While still appearing in the circus industry, in 1907 he and two of his brothers, Lance Vane and Max Clifton, appeared in Charles MacMahon's Robbery Under Arms and in 1910 in another bushranger film The Life and Adventures of John Vane, the Notorious Australian Bushranger, directed by his father, S.A Fitzgerald.

Gerald's move into variety entertainment began in 1912 when he toured with his father's "All Stars" drama and vaudeville company as both comedian and acrobat. Clay Djubal suggests that after years of strenuous circus routines, his physical health may have necessitated the change. Later in 1912 he signed with Fullers' Theatres vaudeville circuit and Djubal suggests his early turns were often "comic routines that utilised his circus skills." In July 1913, while in New Zealand, he married fellow performer Essie Jennings (Esther Patience Futcher) and together they developed a highly popular knockabout comedy sketch act, appearing for Fullers in sketches such as "The Actress and the Paperhanger." Whilst working for Stanley McKay in 1914, Gerald developed his irascible pantomime dame characters, for which he became famous.

Gerald joined the Australian Army in May 1916, serving in the Middle East until his discharge in 1918, when he returned to the Fuller circuit. With Jennings he wrote the sketch The New Recruit or The Raw Recruit which proved to be a popular favourite. Over the next ten years he wrote and performed, often with his own company in numerous revues around Australia. He visited the US for several months in mid 1928, but it is impossible to verify the claim that he made thirty silent films while in Hollywood. Djubal suggests he came back with two films, one of which he exhibited as part of his performances. Staging and lighting of his shows changed as a result of what he observed during the trip.

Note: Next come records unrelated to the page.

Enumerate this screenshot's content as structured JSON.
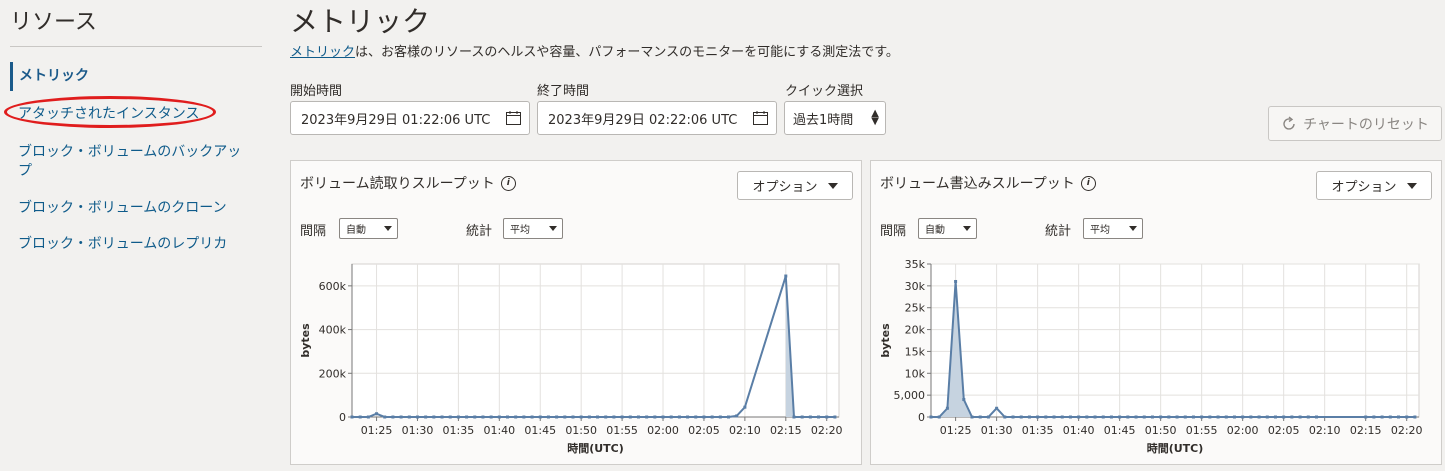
{
  "sidebar": {
    "title": "リソース",
    "items": [
      {
        "label": "メトリック",
        "active": true
      },
      {
        "label": "アタッチされたインスタンス",
        "active": false
      },
      {
        "label": "ブロック・ボリュームのバックアップ",
        "active": false
      },
      {
        "label": "ブロック・ボリュームのクローン",
        "active": false
      },
      {
        "label": "ブロック・ボリュームのレプリカ",
        "active": false
      }
    ],
    "highlight_color": "#e01d1d"
  },
  "page": {
    "title": "メトリック",
    "desc_link": "メトリック",
    "desc_rest": "は、お客様のリソースのヘルスや容量、パフォーマンスのモニターを可能にする測定法です。"
  },
  "filters": {
    "start_label": "開始時間",
    "start_value": "2023年9月29日 01:22:06 UTC",
    "end_label": "終了時間",
    "end_value": "2023年9月29日 02:22:06 UTC",
    "quick_label": "クイック選択",
    "quick_value": "過去1時間",
    "reset_label": "チャートのリセット"
  },
  "icons": {
    "calendar": "calendar-icon",
    "stepper": "up-down-stepper-icon",
    "reset": "refresh-icon",
    "info": "info-icon",
    "caret": "caret-down-icon"
  },
  "colors": {
    "link": "#0f5b8a",
    "series": "#5a7ea6",
    "fill": "#c6d3e0"
  },
  "panels": [
    {
      "title": "ボリューム読取りスループット",
      "options_label": "オプション",
      "interval_label": "間隔",
      "interval_value": "自動",
      "stat_label": "統計",
      "stat_value": "平均"
    },
    {
      "title": "ボリューム書込みスループット",
      "options_label": "オプション",
      "interval_label": "間隔",
      "interval_value": "自動",
      "stat_label": "統計",
      "stat_value": "平均"
    }
  ],
  "chart_data": [
    {
      "type": "area",
      "title": "ボリューム読取りスループット",
      "xlabel": "時間(UTC)",
      "ylabel": "bytes",
      "ylim": [
        0,
        700000
      ],
      "yticks": [
        0,
        200000,
        400000,
        600000
      ],
      "ytick_labels": [
        "0",
        "200k",
        "400k",
        "600k"
      ],
      "xticks": [
        "01:25",
        "01:30",
        "01:35",
        "01:40",
        "01:45",
        "01:50",
        "01:55",
        "02:00",
        "02:05",
        "02:10",
        "02:15",
        "02:20"
      ],
      "xtick_minutes": [
        3,
        8,
        13,
        18,
        23,
        28,
        33,
        38,
        43,
        48,
        53,
        58
      ],
      "xlim_minutes": [
        0,
        59.5
      ],
      "grid": true,
      "x_minutes": [
        0,
        1,
        2,
        3,
        4,
        5,
        6,
        7,
        8,
        9,
        10,
        11,
        12,
        13,
        14,
        15,
        16,
        17,
        18,
        19,
        20,
        21,
        22,
        23,
        24,
        25,
        26,
        27,
        28,
        29,
        30,
        31,
        32,
        33,
        34,
        35,
        36,
        37,
        38,
        39,
        40,
        41,
        42,
        43,
        44,
        45,
        46,
        47,
        48,
        53,
        54,
        55,
        56,
        57,
        58,
        59
      ],
      "values": [
        0,
        0,
        0,
        15000,
        0,
        0,
        0,
        0,
        0,
        0,
        0,
        0,
        0,
        0,
        0,
        0,
        0,
        0,
        0,
        0,
        0,
        0,
        0,
        0,
        0,
        0,
        0,
        0,
        0,
        0,
        0,
        0,
        0,
        0,
        0,
        0,
        0,
        0,
        0,
        0,
        0,
        0,
        0,
        0,
        0,
        0,
        0,
        5000,
        45000,
        645000,
        0,
        0,
        0,
        0,
        0,
        0
      ],
      "fill_from_minute": 53
    },
    {
      "type": "area",
      "title": "ボリューム書込みスループット",
      "xlabel": "時間(UTC)",
      "ylabel": "bytes",
      "ylim": [
        0,
        35000
      ],
      "yticks": [
        0,
        5000,
        10000,
        15000,
        20000,
        25000,
        30000,
        35000
      ],
      "ytick_labels": [
        "0",
        "5,000",
        "10k",
        "15k",
        "20k",
        "25k",
        "30k",
        "35k"
      ],
      "xticks": [
        "01:25",
        "01:30",
        "01:35",
        "01:40",
        "01:45",
        "01:50",
        "01:55",
        "02:00",
        "02:05",
        "02:10",
        "02:15",
        "02:20"
      ],
      "xtick_minutes": [
        3,
        8,
        13,
        18,
        23,
        28,
        33,
        38,
        43,
        48,
        53,
        58
      ],
      "xlim_minutes": [
        0,
        59.5
      ],
      "grid": true,
      "x_minutes": [
        0,
        1,
        2,
        3,
        4,
        5,
        6,
        7,
        8,
        9,
        10,
        11,
        12,
        13,
        14,
        15,
        16,
        17,
        18,
        19,
        20,
        21,
        22,
        23,
        24,
        25,
        26,
        27,
        28,
        29,
        30,
        31,
        32,
        33,
        34,
        35,
        36,
        37,
        38,
        39,
        40,
        41,
        42,
        43,
        44,
        45,
        46,
        47,
        53,
        54,
        55,
        56,
        57,
        58,
        59
      ],
      "values": [
        0,
        0,
        2000,
        31000,
        4000,
        0,
        0,
        0,
        2000,
        0,
        0,
        0,
        0,
        0,
        0,
        0,
        0,
        0,
        0,
        0,
        0,
        0,
        0,
        0,
        0,
        0,
        0,
        0,
        0,
        0,
        0,
        0,
        0,
        0,
        0,
        0,
        0,
        0,
        0,
        0,
        0,
        0,
        0,
        0,
        0,
        0,
        0,
        0,
        0,
        0,
        0,
        0,
        0,
        0,
        0
      ],
      "fill_until_minute": 5
    }
  ]
}
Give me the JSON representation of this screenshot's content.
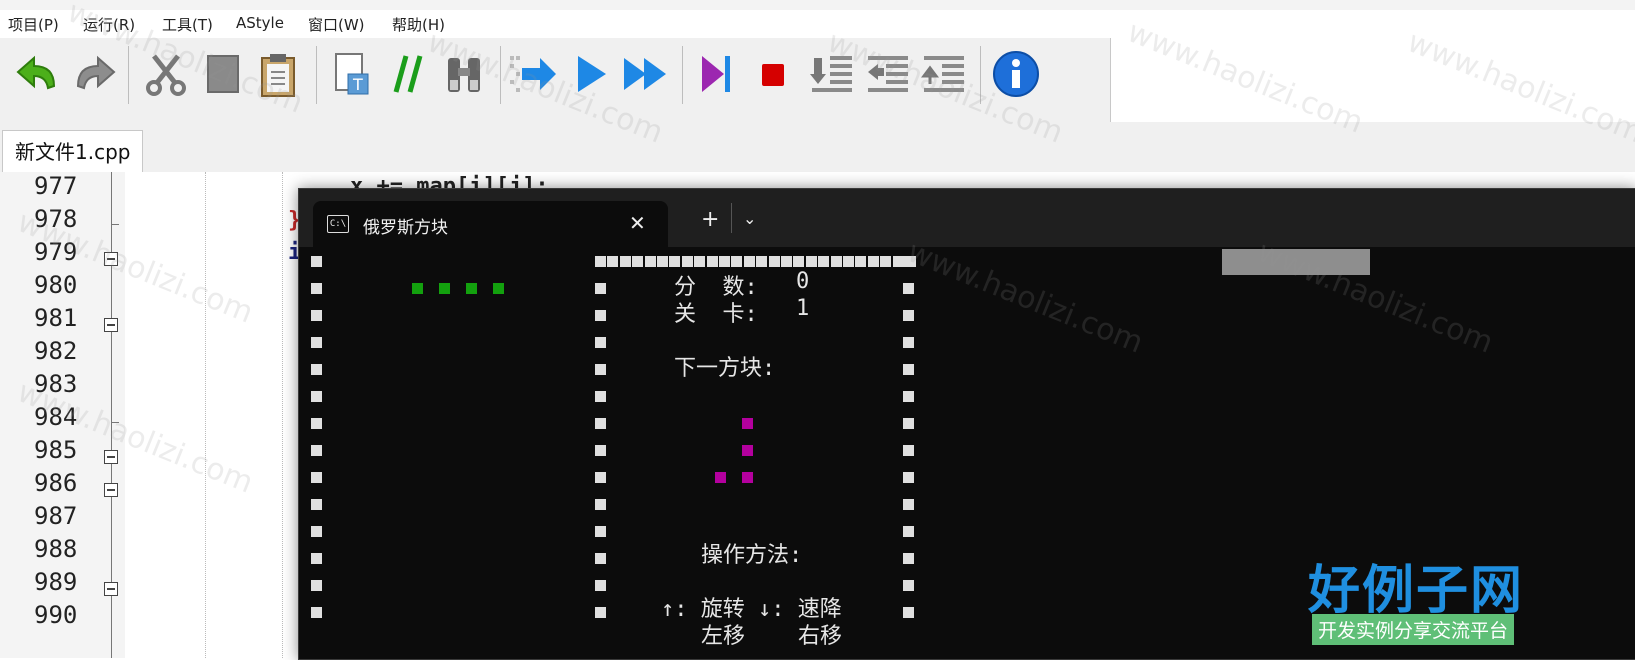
{
  "menu": [
    "项目(P)",
    "运行(R)",
    "工具(T)",
    "AStyle",
    "窗口(W)",
    "帮助(H)"
  ],
  "toolbar_icons": [
    "undo-icon",
    "redo-icon",
    "cut-icon",
    "copy-icon",
    "paste-icon",
    "insert-template-icon",
    "comment-icon",
    "binoculars-icon",
    "compile-icon",
    "run-icon",
    "compile-run-icon",
    "debug-icon",
    "stop-icon",
    "indent-icon",
    "unindent-icon",
    "toggle-icon",
    "about-icon"
  ],
  "editor": {
    "file_tab": "新文件1.cpp",
    "line_numbers": [
      "977",
      "978",
      "979",
      "980",
      "981",
      "982",
      "983",
      "984",
      "985",
      "986",
      "987",
      "988",
      "989",
      "990"
    ],
    "code_fragments": [
      "x += map[i][j];",
      "}",
      "i"
    ]
  },
  "terminal": {
    "tab_title": "俄罗斯方块",
    "tab_icon_text": "C:\\",
    "score_label": "分  数:",
    "score": "0",
    "level_label": "关  卡:",
    "level": "1",
    "next_label": "下一方块:",
    "controls_label": "操作方法:",
    "controls_line1": "↑: 旋转 ↓: 速降",
    "controls_line2": "左移    右移",
    "colors": {
      "border": "#e0e0e0",
      "falling_piece": "#13a10e",
      "next_piece": "#b4009e",
      "background": "#0c0c0c"
    }
  },
  "watermark": {
    "text": "www.haolizi.com",
    "logo": "好例子网",
    "slogan": "开发实例分享交流平台"
  }
}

Van Straten has described his "1935 attempt to conquer London" as unsuccessful. He appeared at the Garrick Theatre in Don't Spare the Horses in late 1935, where, although his skills as a comedian were acknowledged, reviews were mixed. He returned to Australia in May 1936. In the later 1930s, he became involved in radio, signing a contract with the Australian Broadcasting Commission in 1939.

In 1940 he rejoined the Australian Army, being given the rank of Lieutenant-Colonel and put in charge of the Entertainment Unit being set up to service troops in the Middle East. Michael Pate recalled Gerald's considerable ability as an organiser and producer in his history of Wartime Australian entertainment. Gerard chose performers "from the old school he knew best, [from] vaudeville and the musical stage." Following a recurrence of malaria he returned to Australia in October 1942 and returned to variety. Van Straten notes that after the war he also tried his hand at farce and drama.

He continued to perform in revues and variety until the 1960s, and was present when the Tivoli Theatre, Melbourne closed in 1966. After retiring from the stage Gerald moved to Rosebud, Victoria. He died there on 2 March 1971, Essie having predeceased him in 1969.

Djubal cites a reviewer for the Brisbane Courier who attempted to define Gerard's style of comedy in 1927: "The reason for Mr Gerald's success is not hard to find. His comedy does not depend upon knock-about antics...Jim Gerald's comedy is the outcome of a whimsical humour of his own... Such comedy playing is a gift, it is born in a man."